Tony Judt: The Distinctions from the February 10, 2011 issue

To the Editors:

Thomas Nagel comments on the late Tony Judt’s supposedly ironic put-down of his own “incoherence” at being both radical and a member of an elite, “giving everyone a chance and then privileging the talented” [“Tony Judt: The Distinctions,” NYR, February 10]. This is not an incoherent position for Nagel but “the common sense of the old left.” Well three cheers for that, but let’s not pass over the sheer agony of liberals born around 1950 forced by the next generation to feel their best intentions were politically hopelessly muddled. What convinced them of their own incoherence was surely the Marxist-Leninist idea that the very content of what they loved to teach, High Culture, so to speak, only shored up the interests of the bourgeoisie.

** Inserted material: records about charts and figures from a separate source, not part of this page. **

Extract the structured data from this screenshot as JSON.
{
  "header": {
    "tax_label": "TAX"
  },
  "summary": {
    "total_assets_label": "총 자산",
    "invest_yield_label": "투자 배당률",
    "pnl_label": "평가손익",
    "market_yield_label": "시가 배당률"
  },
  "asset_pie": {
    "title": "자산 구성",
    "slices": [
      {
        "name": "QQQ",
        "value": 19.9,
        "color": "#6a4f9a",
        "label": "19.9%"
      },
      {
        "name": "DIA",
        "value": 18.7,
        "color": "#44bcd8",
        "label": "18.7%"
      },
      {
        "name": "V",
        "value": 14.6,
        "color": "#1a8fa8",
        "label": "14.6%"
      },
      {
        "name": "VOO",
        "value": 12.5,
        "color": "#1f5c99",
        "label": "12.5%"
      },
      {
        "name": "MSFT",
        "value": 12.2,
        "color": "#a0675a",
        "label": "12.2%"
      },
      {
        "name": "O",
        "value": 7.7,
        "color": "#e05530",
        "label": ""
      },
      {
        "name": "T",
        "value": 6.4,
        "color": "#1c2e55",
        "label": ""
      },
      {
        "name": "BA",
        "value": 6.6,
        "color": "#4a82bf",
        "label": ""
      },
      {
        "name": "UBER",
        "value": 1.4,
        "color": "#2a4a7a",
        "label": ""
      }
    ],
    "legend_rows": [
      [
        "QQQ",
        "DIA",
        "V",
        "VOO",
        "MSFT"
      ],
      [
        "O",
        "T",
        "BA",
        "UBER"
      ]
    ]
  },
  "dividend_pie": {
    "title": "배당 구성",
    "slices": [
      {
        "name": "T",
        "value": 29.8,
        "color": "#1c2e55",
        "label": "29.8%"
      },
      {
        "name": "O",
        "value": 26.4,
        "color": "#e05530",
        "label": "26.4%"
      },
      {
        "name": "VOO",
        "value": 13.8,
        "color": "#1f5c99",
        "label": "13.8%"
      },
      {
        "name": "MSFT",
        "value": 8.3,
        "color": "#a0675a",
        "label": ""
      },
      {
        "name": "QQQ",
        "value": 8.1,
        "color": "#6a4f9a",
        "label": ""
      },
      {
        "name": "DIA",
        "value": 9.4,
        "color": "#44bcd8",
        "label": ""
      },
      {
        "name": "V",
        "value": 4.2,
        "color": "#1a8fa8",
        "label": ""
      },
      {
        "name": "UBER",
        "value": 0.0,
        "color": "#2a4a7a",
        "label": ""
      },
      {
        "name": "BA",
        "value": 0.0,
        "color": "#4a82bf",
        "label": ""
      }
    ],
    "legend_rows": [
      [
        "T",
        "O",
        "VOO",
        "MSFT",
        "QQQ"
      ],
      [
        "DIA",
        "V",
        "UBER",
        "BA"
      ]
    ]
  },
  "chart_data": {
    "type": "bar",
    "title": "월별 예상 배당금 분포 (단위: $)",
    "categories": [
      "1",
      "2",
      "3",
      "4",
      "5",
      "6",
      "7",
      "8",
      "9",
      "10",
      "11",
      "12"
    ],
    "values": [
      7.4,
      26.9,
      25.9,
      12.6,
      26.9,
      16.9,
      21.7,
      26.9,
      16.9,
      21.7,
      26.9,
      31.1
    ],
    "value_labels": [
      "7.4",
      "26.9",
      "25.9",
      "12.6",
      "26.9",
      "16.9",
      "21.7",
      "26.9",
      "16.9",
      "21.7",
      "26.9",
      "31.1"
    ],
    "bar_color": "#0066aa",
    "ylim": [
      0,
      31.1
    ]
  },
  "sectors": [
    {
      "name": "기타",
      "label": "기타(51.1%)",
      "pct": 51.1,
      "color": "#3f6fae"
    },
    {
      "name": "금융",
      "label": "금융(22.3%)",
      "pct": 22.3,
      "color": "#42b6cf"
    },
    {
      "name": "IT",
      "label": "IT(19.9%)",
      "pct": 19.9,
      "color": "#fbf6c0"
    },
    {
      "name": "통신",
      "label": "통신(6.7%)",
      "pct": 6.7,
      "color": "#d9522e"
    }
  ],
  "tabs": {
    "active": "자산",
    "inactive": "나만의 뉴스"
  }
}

A whole book deserves to be written about how that wrongheadedness instilled itself in the later left and made silent martyrs of the older liberal generation. The class of 1950, to which I belong, were educated, if they were lucky, to believe in a humanist truth that was, in the true sense of the word, disinterested, that is, nonpartisan, non-class-specific, and universal. Judt’s self-accusation of “incoherence” reflects what for many, and especially lesser-known figures and schoolteachers in the same mold, must still be the tragedy of their professional lives. The Western liberal god of High Culture also failed.

Lesley Chamberlain
London, England

Thomas Nagel replies:

Lesley Chamberlain rightly emphasizes the intellectual and cultural damage caused by the identification of High Culture with social injustice, which Tony Judt also refused to accept. She describes it as a Marxist- Leninist idea, and it may have been presented that way, but I believe it owes nothing to Marx. His conception of partisan ideology in the service of class interests did not imply either that there is no such thing as disinterested and universal truth, or that it cannot be found in the creative works produced by a class society. That is another of the distinctions we have to hang on to.